Mit der Mine kam der Hunger

14.02.2016

Das Dorf von Azéta Ouédraogo* gibt es nicht mehr. Vor fünf Jahren kam ein Minenunternehmen und hat das alte Bissa in Burkina Faso zerstört. Heute lebt die 13jährige zwei Kilometer entfernt im neuen Dorf Bissa. Auf den ersten Blick scheinen die Häuser schöner, dennoch ist sie in ihrem neuen Zuhause nicht glücklich. Im Interview erklärt Téné, wie sie von ihren Freundinnen genannt wird, weshalb. Téné bedeutet in der Sprache Mòoré „an einem Montag geboren“.

 

Du kommst von der Feldarbeit. Was hast Du gemacht? Ich habe von 9 bis 13 Uhr mit einer Hacke Zaï-Löcher gegraben. Es war sehr hart.
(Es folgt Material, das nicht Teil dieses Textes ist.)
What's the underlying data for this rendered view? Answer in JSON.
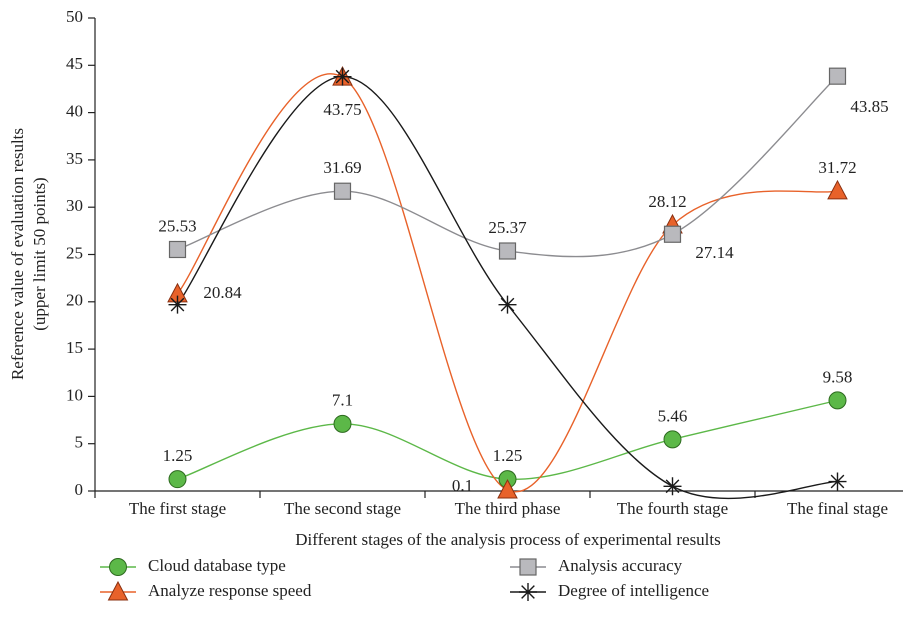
{
  "chart_data": {
    "type": "line",
    "y_label": [
      "Reference value of evaluation results",
      "(upper limit 50 points)"
    ],
    "x_label": "Different stages of the analysis process of experimental results",
    "categories": [
      "The first stage",
      "The second stage",
      "The third phase",
      "The fourth stage",
      "The final stage"
    ],
    "ylim": [
      0,
      50
    ],
    "yticks": [
      0,
      5,
      10,
      15,
      20,
      25,
      30,
      35,
      40,
      45,
      50
    ],
    "series": [
      {
        "name": "Cloud database type",
        "color": "#5cb848",
        "marker": "circle",
        "values": [
          1.25,
          7.1,
          1.25,
          5.46,
          9.58
        ]
      },
      {
        "name": "Analyze response speed",
        "color": "#e8622a",
        "marker": "triangle",
        "values": [
          20.84,
          43.75,
          0.1,
          28.12,
          31.72
        ]
      },
      {
        "name": "Analysis accuracy",
        "color": "#8c8c90",
        "marker": "square",
        "values": [
          25.53,
          31.69,
          25.37,
          27.14,
          43.85
        ]
      },
      {
        "name": "Degree of intelligence",
        "color": "#1a1a1a",
        "marker": "asterisk",
        "values": [
          19.7,
          43.8,
          19.7,
          0.5,
          1.0
        ]
      }
    ]
  }
}
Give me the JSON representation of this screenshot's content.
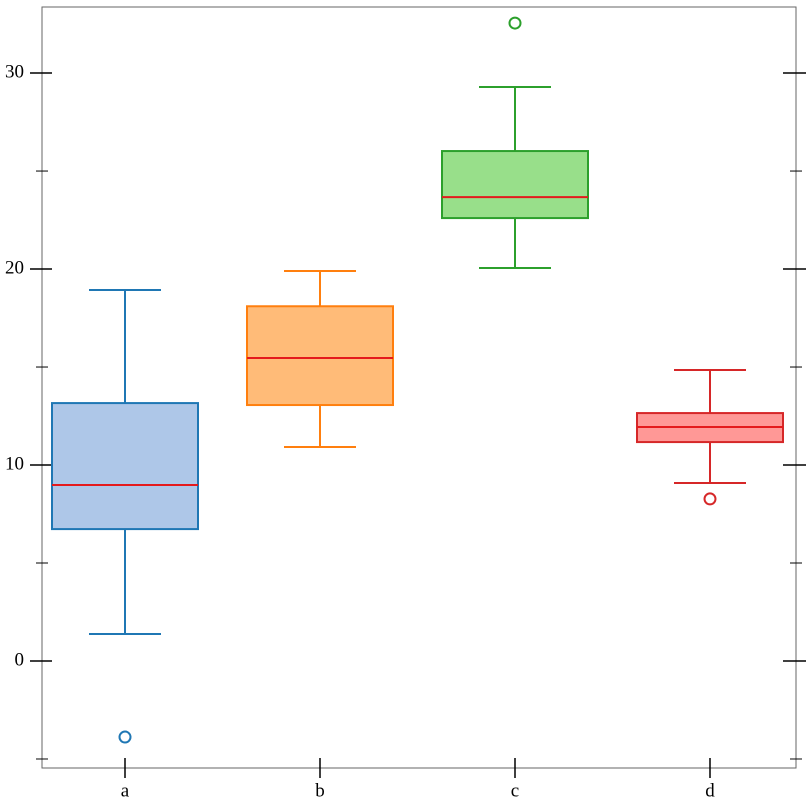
{
  "chart_data": {
    "type": "box",
    "categories": [
      "a",
      "b",
      "c",
      "d"
    ],
    "ylim": [
      -5.46,
      33.37
    ],
    "yticks": [
      0,
      10,
      20,
      30
    ],
    "minor_yticks": [
      -5,
      5,
      15,
      25
    ],
    "median_color": "#e41a1c",
    "boxes": [
      {
        "color": "#1f77b4",
        "fill": "#aec7e8",
        "min": 1.38,
        "q1": 6.73,
        "median": 8.98,
        "q3": 13.16,
        "max": 18.93,
        "outliers": [
          -3.88
        ]
      },
      {
        "color": "#ff7f0e",
        "fill": "#ffbb78",
        "min": 10.92,
        "q1": 13.06,
        "median": 15.46,
        "q3": 18.1,
        "max": 19.9,
        "outliers": []
      },
      {
        "color": "#2ca02c",
        "fill": "#98df8a",
        "min": 20.05,
        "q1": 22.6,
        "median": 23.67,
        "q3": 26.02,
        "max": 29.29,
        "outliers": [
          32.55
        ]
      },
      {
        "color": "#d62728",
        "fill": "#ff9896",
        "min": 9.08,
        "q1": 11.17,
        "median": 11.94,
        "q3": 12.65,
        "max": 14.85,
        "outliers": [
          8.27
        ]
      }
    ]
  }
}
Sobald in den kommenden Tagen die Regenzeit beginnt, werden wir die Löcher mit Kompost füllen und darin die Saat für die Hirse ausbringen.

 

Arbeitest Du viel? Jetzt in den Ferien arbeite ich sieben Stunden am Tag: Zaï-Löcher graben, Wasser holen, Holz suchen, kochen oder Kleider waschen. Die Ferien dauern von Mai bis Oktober. In der Schulzeit sind es zwei Stunden Hausarbeit. Viele Arbeiten nehmen mehr Zeit in Anspruch wegen der Mine.

 

Wieso? Zwar haben wir einen Brunnen im neuen Dorf, doch der ist verschmutzt. Für sauberes Wasser muss ich mit einem Eselkarren ins benachbarte Sabcé. Das sind zwar nur etwa drei Kilometer, aber wegen der Warteschlange bin ich erst nach drei Stunden zurück. Und um Holz zu sammeln oder um unser Vieh weiden zu lassen, muss ich wegen des Zauns der Minenfirma einen Umweg machen.

 

 
 

Gefällt Dir Dein neues Zuhause? Im alten Dorf war es für mich einfacher, mich zu amüsieren: Ich lebte Tür an Tür mit meiner Cousine Jacqueline, meiner besten Freundin. Jetzt sind unsere Häuser über 300 Meter voneinander entfernt. Auch wirtschaftlich geht es uns seit der Umsiedlung schlechter. Weshalb? Meine Familie hat vier Hektaren Land verloren. Heute leben wir von dem, was die eine Hektare hergibt. Viele unserer Tiere sind gestorben, weil sie nicht genug zu fressen fanden. Geblieben sind uns gerade noch drei Schafe und sechs Ziegen. Von Mai bis zur Ernte im Dezember herrscht bei uns Soudure. So nennen wir die Zeit, in der die Nahrungsmittel knapp werden. Dann essen wir nur zweimal im Tag. Im alten Dorf kannten wir keine Soudure. Früher haben Kleinschürfer in Stollen neben dem Dorf von Hand nach Gold gegraben. Die Arbeiter hatten Geld und unsere Familie hat vom Kleinhandel profitiert. Jacqueline und ich haben Gebäck verkauft und uns mit dem Gewinn Kleider gekauft und den Coiffeur bezahlt. Als die Firma mit mit ihren Bulldozern und Lastwagen kam und daraus eine industrielle Goldmine machte, fiel dieses Einkommen weg.

 

Wovon träumst Du? In meinem Traum lebe ich mit meiner ganzen Familie zusammen, mit meinen Onkeln, Tanten Cousinen und Cousins. Und da ist auch Platz für Menschen, denen es nicht so gut geht, die sich nicht gut aufführen, die krank sind, die keine Eltern haben.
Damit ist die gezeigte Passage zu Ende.